Beralih ke Kalimantan, ada Chaterine Paja, pegiat seni kriya yang melestarikan warisan baju adat Dayak. Apa yang dijalani sekarang merupakan perpanjangan tangan upaya ibundanya yang seumur hidup melakukan hal serupa.
Perajin Suku Dayak Kenyah
Ina, sapaan akrabnya, bercerita, "Saya adalah anak dari Pui Ribka Paja yang merupakan salah satu perajin suku Dayak Kenyah asli yang konsisten mengangkat seni kriya dan motif suku Dayak sepanjang hidupnya, ke manapun ia berada, karena ini adalah warisan budaya turun-temurun dari keluarganya," melalui pesan, Sabtu, 9 September 2023.
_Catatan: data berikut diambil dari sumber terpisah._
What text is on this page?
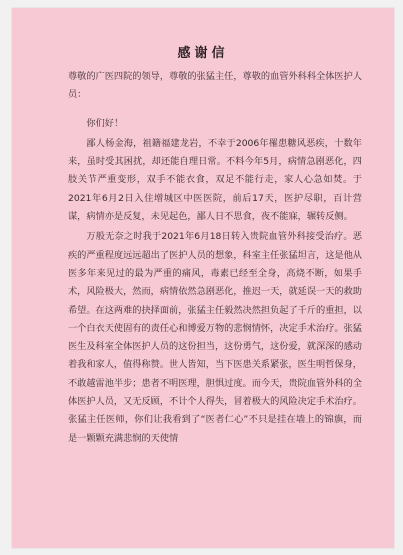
感谢信

尊敬的广医四院的领导，尊敬的张猛主任，尊敬的血管外科科全体医护人员：

你们好！

鄙人杨金海，祖籍福建龙岩，不幸于2006年罹患糖风恶疾，十数年来，虽时受其困扰，却还能自理日常。不料今年5月，病情急剧恶化，四肢关节严重变形，双手不能衣食，双足不能行走，家人心急如焚。于2021年6月2日入住增城区中医医院，前后17天，医护尽职，百计营谋，病情亦是反复，未见起色，鄙人日不思食，夜不能寐，辗转反侧。

万般无奈之时我于2021年6月18日转入贵院血管外科接受治疗。恶疾的严重程度远远超出了医护人员的想象，科室主任张猛坦言，这是他从医多年来见过的最为严重的痛风，毒素已经至全身，高烧不断，如果手术，风险极大，然而，病情依然急剧恶化，推迟一天，就延误一天的救助希望。在这两难的抉择面前，张猛主任毅然决然担负起了千斤的重担，以一个白衣天使固有的责任心和博爱万物的悲悯情怀，决定手术治疗。张猛医生及科室全体医护人员的这份担当，这份勇气，这份爱，就深深的感动着我和家人，值得称赞。世人皆知，当下医患关系紧张，医生明哲保身，不敢越雷池半步；患者不明医理，胆惧过度。而今天，贵院血管外科的全体医护人员，又无反顾，不计个人得失，冒着极大的风险决定手术治疗。张猛主任医师，你们让我看到了“医者仁心”不只是挂在墙上的锦旗，而是一颗颗充满悲悯的天使情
"Ibu saya fokus membawa dan mengenalkan produk kerajinan tangan manik-manik dan motif ukiran suku Dayak ke Jakarta sejak 1999, tapi beliau sudah bisa membuat rangkaian manik sederhana sedari berusia 3--4 tahun di daerah pedalaman Kalimantan yang bernama Kampung Longnoran."
"Seiring bertambah usia, ia semakin terampil dan (seni merangkai manik) jadi bagian hidupnya," imbuhnya. Label Istana Manik Kalimantan milik ibunda Ina kemudian diteruskan Dayakina Borneo yang mulai diperkenalkan pada 2010.
"Dayakina Borneo adalah produk UMKM yang berupaya melestarikan dan mengembangkan seni kriya dan seni ukiran khas Suku Dayak di Kalimantan, terutama Dayak Kenyah," ujar dia. "Sederet harapan terukir dari setiap karya-karya desain kami agar nantinya dapat dipakai berbagai kalangan sebagai produk lokal etnik yang modern, namun tidak kehilangan ciri khas budayanya."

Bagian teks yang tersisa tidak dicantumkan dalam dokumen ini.